In the Tilly and Elmer FlashbackX series, our favorite sexagenarians describe, in sometimes hilarious and sometimes scandalous detail, their slow motion coming of age in the Midwest in the early sixties. From their clumsy first date to the first time they go “all the way” (on the second try), you’ll gasp at Elmer’s inexperience, smile at Tilly’s (real or faked?) innocence, and perhaps shed a tear of recognition at the blundering beauty of their first time.
In Book 3, Punch Drunk on Love, Tilly and Elmer fall hopelessly in love. They were now officially a couple, and that meant lots of new experiences, like meeting each other’s relatives, buying presents for each other, talking on the phone for hours, going to parties together as a couple, and getting a little drunk together for the first time. Naturally, some of the new experiences were delightful, others were not.
“Tilly had been anticipating in detail, since sixth grade, what being in love would feel like, but she had always expected it to be something she could control, the maiden on the pedestal, summoning and dismissing her admirers and granting her favors to the handsomest and most dashing at her leisure. Now her feelings were not even slightly under her control. Elmer was above average in most respects, but he wasn’t the smartest, most handsome, or best athlete in the neighborhood. Before the kiss, Tilly could have described in practical terms Elmer’s strengths and shortcomings as a potential boyfriend; now, he suddenly seemed like the most perfect and lovable boy west of the Mississippi. She imagined caring for their children, giving him a kiss in the late afternoon when he came home from work, sitting on the porch with him after dinner, throwing card parties for their friends, and, maybe, every couple of weeks, having a romantic romp between the sheets before drifting off to sleep in his arms.

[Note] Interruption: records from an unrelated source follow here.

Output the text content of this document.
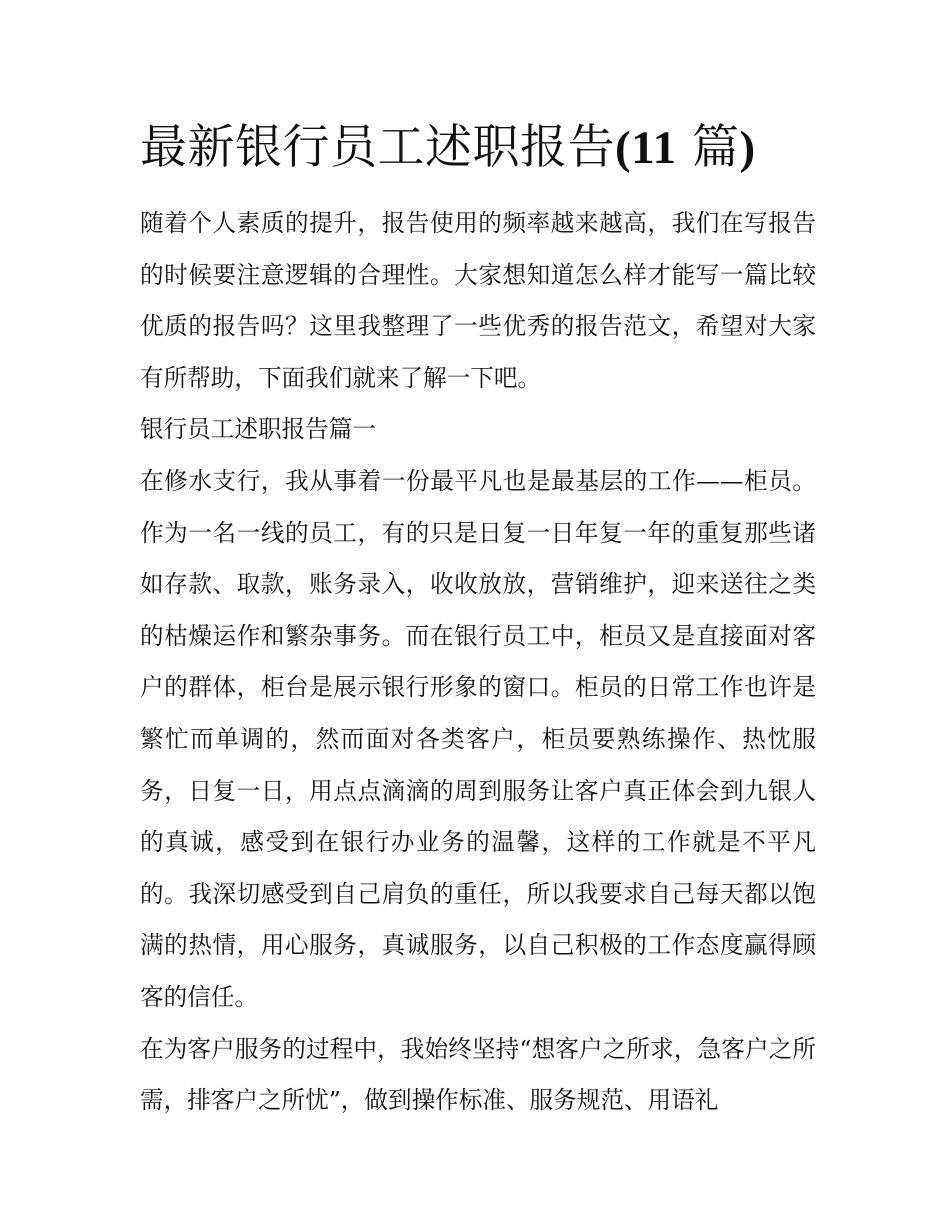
最新银行员工述职报告(11 篇)

随着个人素质的提升，报告使用的频率越来越高，我们在写报告的时候要注意逻辑的合理性。大家想知道怎么样才能写一篇比较优质的报告吗？这里我整理了一些优秀的报告范文，希望对大家有所帮助，下面我们就来了解一下吧。

银行员工述职报告篇一

在修水支行，我从事着一份最平凡也是最基层的工作——柜员。作为一名一线的员工，有的只是日复一日年复一年的重复那些诸如存款、取款，账务录入，收收放放，营销维护，迎来送往之类的枯燥运作和繁杂事务。而在银行员工中，柜员又是直接面对客户的群体，柜台是展示银行形象的窗口。柜员的日常工作也许是繁忙而单调的，然而面对各类客户，柜员要熟练操作、热忱服务，日复一日，用点点滴滴的周到服务让客户真正体会到九银人的真诚，感受到在银行办业务的温馨，这样的工作就是不平凡的。我深切感受到自己肩负的重任，所以我要求自己每天都以饱满的热情，用心服务，真诚服务，以自己积极的工作态度赢得顾客的信任。

在为客户服务的过程中，我始终坚持“想客户之所求，急客户之所需，排客户之所忧”，做到操作标准、服务规范、用语礼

If Tilly was surprised at the intensity and unanticipated direction of her feelings, Elmer was blindsided by the whole experience. He had spent no time at all imagining himself in love, wondering what it would feel like, or how he would bring it about. He expected that he’d probably have to profess his love for someone to entice her into bed with him, but the idea that he might, himself, actually fall in love had never occurred to him. In fact the whole concept of falling in love was quite vague in his mind.”